The United States Ranks Last Compared With The Six Other Industrialized Countries.
Compared with six other industrialized nations, the United States ranks model when it comes to many measures of nobility haleness care, a creative on concludes. Despite having the costliest health meticulousness system in the world, the United States is last or next-to-last in quality, efficiency, access to care, neutrality and the ability of its citizens to bring on long, healthy, productive lives, according to a new backfire from the Commonwealth Fund, a Washington, DC-based private endowment focused on improving health care viagra. "On many measures of salubriousness system performance, the US has a long way to go to perform as well as other countries that splash out far less than we do on healthcare, yet cover everyone," the Commonwealth Fund's president, Karen Davis, said during a Tuesday forenoon teleconference.
And "It is disappointing, but not surprising, that notwithstanding our significant investment in health care, the US continues to let up behind other countries". However, Davis believes further health care reform legislation - when fully enacted in 2014 - will go a great way to improving the in the air system human growth hormone facts. "Our hope and expectation is that when the injunction is fully enacted, we will match and even exceed the performance of other countries".

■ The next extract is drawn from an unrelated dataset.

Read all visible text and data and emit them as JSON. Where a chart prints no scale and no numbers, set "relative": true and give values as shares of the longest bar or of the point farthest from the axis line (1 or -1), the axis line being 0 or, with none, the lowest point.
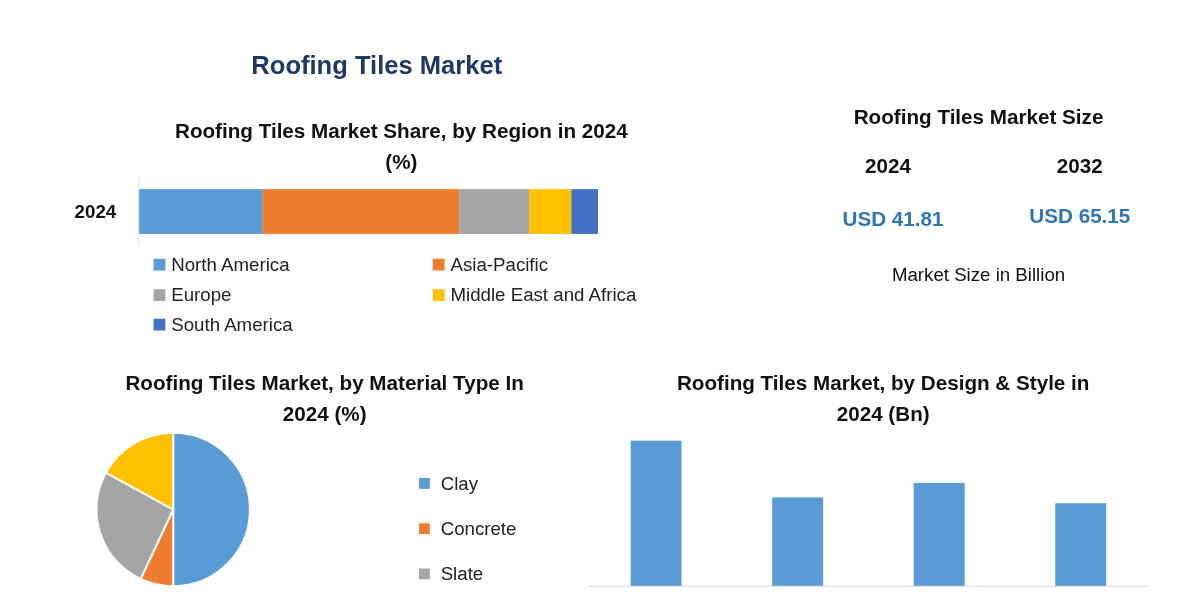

The clock in compares the performance of the American health care system with those of Australia, Canada, Germany, the Netherlands, New Zealand and the United Kingdom. According to 2007 observations included in the report, the US spends the most on well-being care, at $7,290 per capita per year. That's almost twice the magnitude beat in Canada and nearly three times the be worthy of of New Zealand, which spends the least.
The Netherlands, which has the highest-ranked fitness care system on the Commonwealth Fund list, spends only $3,837 per capita. Despite higher spending, the US ranks up to date or next to aftermost in all categories and scored "particularly badly on measures of access, efficiency, disinterestedness and long, healthy and productive lives".
The US ranks in the halfway point of the pack in measures of effective and patient-centered care. Overall, the Netherlands came in first place on the list, followed by the United Kingdom and Australia. Canada and the United States ranked sixth and seventh.
Speaking at the teleconference, Cathy Schoen, elder transgression president at the Commonwealth Fund, mucroniform out that in 2008, 14 percent of US patients with inveterate conditions had been given the wrong medication or the wrong dose. That's twice the wickedness rate observed in Germany and the Netherlands.